Free Speech Protects COPSLIE Vanity Plate

(CN) - A New Hampshire man has the right to express his opinion that COPSLIE on his license plate, the state supreme court ruled, striking down as unconstitutionally vague a law that prohibits vanity plates "offensive to good taste."

New Hampshire law prohibits vanity plates that "a reasonable person would find offensive to good taste."

Under this law, the state Division of Motor Vehicles denied David Montenegro a vanity plate stating COPSLIE.

He was told that his request was denied because several DMV employees found the text "insulting" to police officers.

Montenegro then submitted a request for a vanity plate, GR8GOVT, which was approved. He surrendered that plate for a standard plate.

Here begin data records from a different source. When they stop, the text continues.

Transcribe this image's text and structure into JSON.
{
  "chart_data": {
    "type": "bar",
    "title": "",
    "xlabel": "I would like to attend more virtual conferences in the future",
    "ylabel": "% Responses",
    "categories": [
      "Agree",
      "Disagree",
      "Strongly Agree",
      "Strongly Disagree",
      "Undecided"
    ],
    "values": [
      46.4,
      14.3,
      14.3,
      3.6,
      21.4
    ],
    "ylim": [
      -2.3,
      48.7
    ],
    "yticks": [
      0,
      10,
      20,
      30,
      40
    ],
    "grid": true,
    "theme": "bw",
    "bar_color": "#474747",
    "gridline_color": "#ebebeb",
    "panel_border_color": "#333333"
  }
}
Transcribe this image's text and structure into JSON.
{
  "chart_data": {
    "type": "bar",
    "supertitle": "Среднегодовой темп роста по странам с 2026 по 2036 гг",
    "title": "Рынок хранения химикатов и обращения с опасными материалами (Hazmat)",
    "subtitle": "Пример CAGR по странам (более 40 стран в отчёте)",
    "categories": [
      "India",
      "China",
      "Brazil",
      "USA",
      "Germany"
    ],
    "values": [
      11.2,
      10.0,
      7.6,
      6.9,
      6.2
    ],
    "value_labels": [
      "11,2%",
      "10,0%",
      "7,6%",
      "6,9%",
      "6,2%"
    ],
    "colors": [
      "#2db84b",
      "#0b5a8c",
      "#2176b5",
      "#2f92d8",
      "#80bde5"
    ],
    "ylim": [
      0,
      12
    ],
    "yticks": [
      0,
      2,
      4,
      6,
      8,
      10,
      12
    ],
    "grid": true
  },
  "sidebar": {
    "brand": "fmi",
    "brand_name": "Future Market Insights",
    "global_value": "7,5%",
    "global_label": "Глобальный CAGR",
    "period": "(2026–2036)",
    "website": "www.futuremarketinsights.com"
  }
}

In court, Montenegro argued that the "good taste" law violated his right to free speech because it was too vague and that different DMV employees might enforce the law in different ways depending on their personal opinions.

The New Hampshire Supreme Court agreed with him last week, finding that the statute on its face "authorizes or even encourages arbitrary and discriminatory enforcement."

Because the law does not define what constitutes good taste, "the restriction grants DMV officials the power to deny a proposed vanity registration plate because it offends particular officials' subjective idea of what is 'good taste,'" Justice Carol Ann Conboy wrote for the unanimous court.

The DMV interpreted the phrase "to exclude accusations of moral turpitude," according to the 9-page opinion.

But the justices found: "We question whether prohibition of accusations of moral turpitude would constitute 'viewpoint-neutral' regulation."